“By 2020, I’d like to see at least a quarter of our production based outside Brazil, complementing our strong platform in Brazil,” said BRF’s global chief executive Pedro Faria, speaking in London recently.
International expansion not only brings in hard currency, it also reduces BRF’s dependence on the weak Brazilian Real, BRF said.
Expansion in Europe was unlikely to involve primary production facilities, said Roberto Banfi, BRF’s chief executive for Europe and Eurasia. However, he added: “We will not shy away from some sort of partnership with a local producer to be in a better position to serve [consumers]. A lot of the consumption in Europe is chilled and that is what we are looking towards.”
£17.82M investment
BRF plans to get closer to end markets through initiatives, such as the foodservice jv set up last May with the UK’s Invicta Food Group. The £17.82M (US$27M) investment with Invicta gave it a 62% stake in the business, which distributes processed food to pub chains in the UK and serves outlets in Ireland, Sweden, Finland, Iceland and Denmark.
In October 2014, BRF opened its largest processing facility outside Brazil, at Kizad in Abu Dhabi in the United Arab Emirates (UAE). BRF has just announced plans to expand production at the facility, increasing annual production from 72,000t to 100,000t by the end of 2016, said Faria.
BRF’s net operating sales for the third quarter of 2015 were up 14.4% to R$8.3bn (US$2.24bn) on the same period in 2014 and earnings before interest, tax, depreciation and amortisation were up 34.8% to R$1.52bn (US$0.41bn).
‘International expansion’
“BRF’s international expansion, which was intensified in the quarter, boosted the company’s results, while maintaining a strong and sustainable pace of growth,” Faria said.
“As the company embraces much more business globally and gets closer to consumers, we need to rethink our supply chain in a way that complements the cost competitiveness coming from Brazil with proximity to the market,” added Faria. “This is precisely the path we have been going in.”

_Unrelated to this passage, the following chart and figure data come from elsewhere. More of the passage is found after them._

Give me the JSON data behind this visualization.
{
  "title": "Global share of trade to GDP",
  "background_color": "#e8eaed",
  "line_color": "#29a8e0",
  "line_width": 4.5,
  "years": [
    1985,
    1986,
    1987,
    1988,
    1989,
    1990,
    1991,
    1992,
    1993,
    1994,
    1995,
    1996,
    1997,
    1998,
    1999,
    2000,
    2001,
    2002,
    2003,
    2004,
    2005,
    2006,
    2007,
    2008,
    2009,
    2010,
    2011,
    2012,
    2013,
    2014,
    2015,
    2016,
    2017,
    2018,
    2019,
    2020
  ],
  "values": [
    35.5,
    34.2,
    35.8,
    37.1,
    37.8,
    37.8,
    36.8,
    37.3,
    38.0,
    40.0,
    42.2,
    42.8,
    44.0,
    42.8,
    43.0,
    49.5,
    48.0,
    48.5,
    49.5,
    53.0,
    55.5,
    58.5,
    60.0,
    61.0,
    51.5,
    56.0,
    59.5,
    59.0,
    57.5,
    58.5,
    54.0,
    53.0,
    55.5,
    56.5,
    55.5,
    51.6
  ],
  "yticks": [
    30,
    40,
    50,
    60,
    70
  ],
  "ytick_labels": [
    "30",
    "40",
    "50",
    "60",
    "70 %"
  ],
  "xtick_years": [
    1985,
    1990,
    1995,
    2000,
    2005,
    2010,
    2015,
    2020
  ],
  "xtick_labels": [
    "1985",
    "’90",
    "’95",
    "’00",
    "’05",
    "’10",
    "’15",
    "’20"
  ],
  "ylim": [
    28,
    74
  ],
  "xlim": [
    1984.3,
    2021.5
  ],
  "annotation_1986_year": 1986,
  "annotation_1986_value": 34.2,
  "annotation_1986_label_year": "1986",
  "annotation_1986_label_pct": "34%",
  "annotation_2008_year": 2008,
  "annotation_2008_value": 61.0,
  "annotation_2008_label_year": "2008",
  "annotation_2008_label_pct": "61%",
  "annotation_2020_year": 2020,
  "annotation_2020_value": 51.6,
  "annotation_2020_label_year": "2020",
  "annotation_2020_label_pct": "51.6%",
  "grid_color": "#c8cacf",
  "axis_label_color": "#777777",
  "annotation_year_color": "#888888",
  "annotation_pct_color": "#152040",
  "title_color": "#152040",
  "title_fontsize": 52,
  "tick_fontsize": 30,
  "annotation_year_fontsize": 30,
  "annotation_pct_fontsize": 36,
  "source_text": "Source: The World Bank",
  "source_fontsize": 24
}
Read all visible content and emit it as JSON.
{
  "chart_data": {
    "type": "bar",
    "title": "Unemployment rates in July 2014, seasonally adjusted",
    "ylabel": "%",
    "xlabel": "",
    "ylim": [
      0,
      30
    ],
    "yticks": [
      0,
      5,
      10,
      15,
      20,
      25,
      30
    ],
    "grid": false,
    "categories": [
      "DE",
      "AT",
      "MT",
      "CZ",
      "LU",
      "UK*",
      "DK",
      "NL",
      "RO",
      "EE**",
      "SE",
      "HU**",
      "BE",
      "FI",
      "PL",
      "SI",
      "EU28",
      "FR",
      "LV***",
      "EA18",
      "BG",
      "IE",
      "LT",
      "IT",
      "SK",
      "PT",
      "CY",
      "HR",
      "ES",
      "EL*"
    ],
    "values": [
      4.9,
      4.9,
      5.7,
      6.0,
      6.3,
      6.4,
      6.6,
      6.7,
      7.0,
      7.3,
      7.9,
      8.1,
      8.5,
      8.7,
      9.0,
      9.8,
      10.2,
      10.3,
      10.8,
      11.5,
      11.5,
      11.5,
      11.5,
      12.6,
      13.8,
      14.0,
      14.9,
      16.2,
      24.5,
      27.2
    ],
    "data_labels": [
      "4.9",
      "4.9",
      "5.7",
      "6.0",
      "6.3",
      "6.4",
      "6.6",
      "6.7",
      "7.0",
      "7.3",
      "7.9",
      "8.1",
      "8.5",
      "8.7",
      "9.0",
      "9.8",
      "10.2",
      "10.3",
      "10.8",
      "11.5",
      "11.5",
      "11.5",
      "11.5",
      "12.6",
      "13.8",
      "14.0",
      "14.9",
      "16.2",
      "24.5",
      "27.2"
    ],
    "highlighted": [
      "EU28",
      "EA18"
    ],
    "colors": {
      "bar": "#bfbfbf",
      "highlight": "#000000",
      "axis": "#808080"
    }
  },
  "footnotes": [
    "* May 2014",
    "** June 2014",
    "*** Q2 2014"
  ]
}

BRF has expanded internationally since it was formed by the merger of Brazilian poultry processors Sadia and Perdigão in 2009. In April 2013, it restructured its senior management team and Abilio Diniz became chairman. Today, 47% of BRF’s revenues come from its home market, compared with around 60% a few years back, said Faria.
The company has around 96,000 employees, 35 industrial units in Brazil and nine plants elsewhere in the world, including six in Argentina and one each in the UK, the Netherlands and the UAE.